Quand avons-nous commencé à normaliser le répréhensible ?
Nous assistons, impassibles, au génocide de Gaza. Des enfants, des familles entières, des vies arrachées par une logique de guerre injustifiable, pourtant financée, légitimée et, surtout, ignorée. Il y a des vidéos. Il y a des témoignages. Il y a du vrai sang versé. Et pourtant, nous réagissons comme si c'était une fiction. Ou pire : comme si cela ne nous concernait pas, comme si c'était trop lointain pour avoir de l'importance. Comme si, au XXIe siècle, nous ne regardions pas l'Histoire se rejouer en direct sur nos écrans de télévision, sur nos téléphones portables, entre deux publicités.
Alors qu'Israël fait de la faim une arme de guerre – empêchant systématiquement l'entrée de l'aide humanitaire et utilisant parfois ce qu'il autorise comme appât pour des bombardements – le Premier ministre Benjamin Netanyahou enregistre des vidéos avec des YouTubeurs , discutant de leurs chaînes de restauration rapide préférées. Le contraste est grotesque. Mais il ne choque pas. On balaie l'écran et on passe à la vidéo suivante. À la distraction suivante. Loin.

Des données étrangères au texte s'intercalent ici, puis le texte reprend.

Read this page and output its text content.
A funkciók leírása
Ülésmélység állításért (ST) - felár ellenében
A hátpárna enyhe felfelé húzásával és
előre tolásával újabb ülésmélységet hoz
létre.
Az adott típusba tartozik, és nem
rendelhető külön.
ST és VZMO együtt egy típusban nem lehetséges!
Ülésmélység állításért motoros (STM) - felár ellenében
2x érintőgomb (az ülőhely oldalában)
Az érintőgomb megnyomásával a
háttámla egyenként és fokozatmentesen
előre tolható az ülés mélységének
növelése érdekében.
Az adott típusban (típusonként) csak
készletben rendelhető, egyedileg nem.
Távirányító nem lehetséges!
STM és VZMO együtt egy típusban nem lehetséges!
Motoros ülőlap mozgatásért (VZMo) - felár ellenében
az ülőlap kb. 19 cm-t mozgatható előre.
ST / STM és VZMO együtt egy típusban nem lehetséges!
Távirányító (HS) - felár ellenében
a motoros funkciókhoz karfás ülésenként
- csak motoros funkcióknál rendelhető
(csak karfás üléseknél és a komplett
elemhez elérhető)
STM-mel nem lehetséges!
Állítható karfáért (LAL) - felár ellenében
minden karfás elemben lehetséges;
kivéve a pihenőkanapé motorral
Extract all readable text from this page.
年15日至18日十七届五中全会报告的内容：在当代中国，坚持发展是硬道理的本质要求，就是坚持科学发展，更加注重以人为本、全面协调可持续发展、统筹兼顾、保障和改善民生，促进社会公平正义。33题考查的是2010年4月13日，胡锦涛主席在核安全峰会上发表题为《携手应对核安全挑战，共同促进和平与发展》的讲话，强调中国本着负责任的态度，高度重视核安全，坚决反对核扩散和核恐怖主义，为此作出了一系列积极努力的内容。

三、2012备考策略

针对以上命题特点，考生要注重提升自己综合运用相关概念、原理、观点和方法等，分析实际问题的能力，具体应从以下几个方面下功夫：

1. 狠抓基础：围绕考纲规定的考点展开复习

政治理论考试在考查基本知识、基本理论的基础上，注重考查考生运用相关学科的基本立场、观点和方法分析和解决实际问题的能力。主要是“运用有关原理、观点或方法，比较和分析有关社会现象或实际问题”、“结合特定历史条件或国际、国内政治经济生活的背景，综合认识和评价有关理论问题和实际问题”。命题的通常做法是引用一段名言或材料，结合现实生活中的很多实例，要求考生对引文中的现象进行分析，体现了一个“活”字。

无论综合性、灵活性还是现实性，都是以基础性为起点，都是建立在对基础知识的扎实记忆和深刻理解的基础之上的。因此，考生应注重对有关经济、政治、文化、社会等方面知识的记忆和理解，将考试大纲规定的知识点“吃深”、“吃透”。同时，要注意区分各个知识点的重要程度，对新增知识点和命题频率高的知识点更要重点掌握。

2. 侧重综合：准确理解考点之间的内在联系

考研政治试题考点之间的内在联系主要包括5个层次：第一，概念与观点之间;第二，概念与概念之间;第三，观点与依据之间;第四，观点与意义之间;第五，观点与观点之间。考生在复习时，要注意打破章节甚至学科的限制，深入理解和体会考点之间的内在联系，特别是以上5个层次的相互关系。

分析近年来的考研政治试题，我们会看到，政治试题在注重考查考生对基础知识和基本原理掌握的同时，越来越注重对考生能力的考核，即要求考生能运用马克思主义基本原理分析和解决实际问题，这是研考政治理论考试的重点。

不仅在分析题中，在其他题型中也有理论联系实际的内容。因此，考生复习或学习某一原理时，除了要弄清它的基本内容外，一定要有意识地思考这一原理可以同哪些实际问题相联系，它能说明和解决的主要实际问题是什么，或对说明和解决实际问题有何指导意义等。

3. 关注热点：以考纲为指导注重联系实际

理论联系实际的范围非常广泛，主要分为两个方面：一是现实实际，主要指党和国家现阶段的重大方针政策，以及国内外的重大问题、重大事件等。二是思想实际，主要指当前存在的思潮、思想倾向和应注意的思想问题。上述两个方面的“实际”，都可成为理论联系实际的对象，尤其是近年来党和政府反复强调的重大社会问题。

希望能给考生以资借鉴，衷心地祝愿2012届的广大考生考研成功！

À Gaza, la population civile est prise au piège entre deux formes de violence : une occupation implacable et un groupe extrémiste qui se cache souvent derrière des innocents, les utilisant comme boucliers humains. Le Hamas, en plus de perpétuer le conflit, compromet la sécurité de sa propre population, et cela ne peut être ignoré. Mais rien de tout cela ne justifie le massacre aveugle de civils. Rien ne justifie l’utilisation de la famine comme arme. Rien ne justifie la punition collective.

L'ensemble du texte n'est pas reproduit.